Sometimes insecurity will hit me just before I walk on stage for a concert. All of a sudden I will be convinced that I’m not wearing the right shirt. So I’ll hurry and try on another. Then another, and another. By this point, I am feeling fully flustered and stressed out over a stupid shirt, my mind a million miles away from focusing on what matters—the chance to minister to people through song. My wife is usually with me on the tour bus before I walk on stage, and I thank God for her. I’ll ask her over and over again, “Should I wear this? Or this? Or this?” Finally, she will calm me down and say, “Matthew, you look great. And those six shirts you just tried on are all the same color anyway. It doesn’t matter.”

Reading what I just wrote, I’m afraid you might be thinking, Wow, this guy’s got issues! But I guess that’s part of what this book is about, putting myself out there. Because here’s the thing . . . As much as I hope you won’t settle for the name “Insecure,” I don’t want to feel that insecurity anymore either. I don’t want to let it maintain its grip on my mind. I don’t want it to matter whether or not I receive a crowd’s applause. I don’t think God wants that for me either. In fact, I know that’s not his will for me. “My dear friends, don’t let public opinion influence how you live out our glorious, Christ-originated faith” (James 2:1 MSG).

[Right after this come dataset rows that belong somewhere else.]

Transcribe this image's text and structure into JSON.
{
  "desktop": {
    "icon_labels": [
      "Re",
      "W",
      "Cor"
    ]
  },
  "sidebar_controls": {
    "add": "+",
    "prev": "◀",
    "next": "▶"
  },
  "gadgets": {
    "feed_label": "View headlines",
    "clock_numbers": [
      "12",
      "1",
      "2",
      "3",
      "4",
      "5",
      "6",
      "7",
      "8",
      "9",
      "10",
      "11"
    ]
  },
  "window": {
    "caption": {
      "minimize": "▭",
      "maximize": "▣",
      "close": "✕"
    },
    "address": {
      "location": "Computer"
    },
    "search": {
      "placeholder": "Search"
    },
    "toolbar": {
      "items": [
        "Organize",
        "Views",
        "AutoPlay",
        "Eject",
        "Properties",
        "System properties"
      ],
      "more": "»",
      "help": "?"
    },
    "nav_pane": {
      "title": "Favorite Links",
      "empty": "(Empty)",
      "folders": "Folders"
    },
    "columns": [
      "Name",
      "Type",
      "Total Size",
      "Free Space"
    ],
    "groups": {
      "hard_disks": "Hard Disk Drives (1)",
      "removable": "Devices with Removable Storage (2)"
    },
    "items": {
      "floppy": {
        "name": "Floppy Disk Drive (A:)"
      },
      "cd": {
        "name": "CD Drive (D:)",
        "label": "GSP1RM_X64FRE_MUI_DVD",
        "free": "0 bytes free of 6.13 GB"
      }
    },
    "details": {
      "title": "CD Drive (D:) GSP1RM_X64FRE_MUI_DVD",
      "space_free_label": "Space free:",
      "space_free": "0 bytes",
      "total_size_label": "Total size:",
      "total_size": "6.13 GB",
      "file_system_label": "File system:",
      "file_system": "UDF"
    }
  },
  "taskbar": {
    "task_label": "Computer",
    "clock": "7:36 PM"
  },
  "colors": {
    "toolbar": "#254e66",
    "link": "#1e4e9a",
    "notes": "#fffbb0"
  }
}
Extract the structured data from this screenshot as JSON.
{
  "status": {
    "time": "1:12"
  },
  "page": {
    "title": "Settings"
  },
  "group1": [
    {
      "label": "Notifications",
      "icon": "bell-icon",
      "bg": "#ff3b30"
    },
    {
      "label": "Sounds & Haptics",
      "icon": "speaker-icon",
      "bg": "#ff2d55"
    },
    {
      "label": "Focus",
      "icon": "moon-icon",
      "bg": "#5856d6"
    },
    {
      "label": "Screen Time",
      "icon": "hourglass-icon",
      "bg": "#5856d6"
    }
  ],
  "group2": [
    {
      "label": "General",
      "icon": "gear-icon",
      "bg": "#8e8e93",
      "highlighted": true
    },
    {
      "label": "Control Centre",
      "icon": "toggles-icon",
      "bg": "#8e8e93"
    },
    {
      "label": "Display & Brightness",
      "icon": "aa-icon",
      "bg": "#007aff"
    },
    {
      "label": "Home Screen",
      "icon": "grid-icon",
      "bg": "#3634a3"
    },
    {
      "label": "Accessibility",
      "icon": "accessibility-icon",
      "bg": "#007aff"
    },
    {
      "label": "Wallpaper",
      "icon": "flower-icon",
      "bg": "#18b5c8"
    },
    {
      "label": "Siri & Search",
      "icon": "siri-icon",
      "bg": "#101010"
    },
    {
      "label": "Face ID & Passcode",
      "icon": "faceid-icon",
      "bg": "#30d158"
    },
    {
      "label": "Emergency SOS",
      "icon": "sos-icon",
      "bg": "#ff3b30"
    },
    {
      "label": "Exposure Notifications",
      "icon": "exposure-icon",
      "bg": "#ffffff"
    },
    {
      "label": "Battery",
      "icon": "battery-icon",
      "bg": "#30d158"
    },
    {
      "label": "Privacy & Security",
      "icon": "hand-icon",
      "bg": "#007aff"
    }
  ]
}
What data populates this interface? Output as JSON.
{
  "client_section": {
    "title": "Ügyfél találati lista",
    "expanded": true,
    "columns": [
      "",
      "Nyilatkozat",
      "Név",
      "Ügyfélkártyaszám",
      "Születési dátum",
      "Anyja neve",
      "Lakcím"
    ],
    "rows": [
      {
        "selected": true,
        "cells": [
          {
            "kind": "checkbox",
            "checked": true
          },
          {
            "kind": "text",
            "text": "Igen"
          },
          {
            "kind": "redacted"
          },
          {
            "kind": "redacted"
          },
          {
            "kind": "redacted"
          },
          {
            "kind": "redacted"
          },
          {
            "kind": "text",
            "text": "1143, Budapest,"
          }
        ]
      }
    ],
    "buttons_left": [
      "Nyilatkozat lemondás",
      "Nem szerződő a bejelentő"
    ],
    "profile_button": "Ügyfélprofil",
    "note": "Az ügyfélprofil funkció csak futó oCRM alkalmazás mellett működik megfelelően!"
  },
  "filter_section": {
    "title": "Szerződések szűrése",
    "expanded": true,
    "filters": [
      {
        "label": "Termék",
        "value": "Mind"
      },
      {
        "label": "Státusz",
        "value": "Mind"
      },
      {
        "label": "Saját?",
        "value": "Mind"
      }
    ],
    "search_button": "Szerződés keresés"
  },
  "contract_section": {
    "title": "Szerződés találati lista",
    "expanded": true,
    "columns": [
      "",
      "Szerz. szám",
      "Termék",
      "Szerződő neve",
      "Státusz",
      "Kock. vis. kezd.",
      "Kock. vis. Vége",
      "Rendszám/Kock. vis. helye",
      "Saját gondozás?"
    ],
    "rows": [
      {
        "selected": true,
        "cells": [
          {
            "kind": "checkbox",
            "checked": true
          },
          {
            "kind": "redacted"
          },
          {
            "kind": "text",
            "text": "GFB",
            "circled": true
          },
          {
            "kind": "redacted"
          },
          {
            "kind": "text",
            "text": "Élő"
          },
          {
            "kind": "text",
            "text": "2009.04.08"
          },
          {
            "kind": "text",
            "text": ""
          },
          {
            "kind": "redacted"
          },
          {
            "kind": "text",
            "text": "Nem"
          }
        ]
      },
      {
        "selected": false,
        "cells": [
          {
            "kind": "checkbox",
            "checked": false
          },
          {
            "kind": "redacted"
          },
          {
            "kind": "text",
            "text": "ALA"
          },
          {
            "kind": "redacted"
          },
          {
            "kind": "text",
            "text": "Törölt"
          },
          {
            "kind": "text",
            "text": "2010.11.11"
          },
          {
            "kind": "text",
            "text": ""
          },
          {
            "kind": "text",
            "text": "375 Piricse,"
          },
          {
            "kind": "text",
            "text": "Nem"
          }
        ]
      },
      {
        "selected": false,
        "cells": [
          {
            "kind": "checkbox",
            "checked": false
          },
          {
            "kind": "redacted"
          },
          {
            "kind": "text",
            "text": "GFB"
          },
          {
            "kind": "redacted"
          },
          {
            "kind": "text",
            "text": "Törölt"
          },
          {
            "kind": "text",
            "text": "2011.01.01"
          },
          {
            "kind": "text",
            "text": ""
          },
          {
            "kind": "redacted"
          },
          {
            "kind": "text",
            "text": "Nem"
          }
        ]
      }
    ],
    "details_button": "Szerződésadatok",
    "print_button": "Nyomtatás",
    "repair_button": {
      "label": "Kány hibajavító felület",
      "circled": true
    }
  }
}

I want to write music, sing songs, write books, and live my life free from the opinions of other people once and for all. I love the children’s story The Velveteen Rabbit. There is a conversation between the horse and the rabbit, two stuffed animals, about what it’s like to be real. The horse is educating the rabbit, saying, “Generally, by the time you are Real, most of your hair has been loved off, and your eyes drop out and you get loose in your joints and very shabby. But these things don’t matter at all, because once you are Real you can’t be ugly, except to people who don’t understand.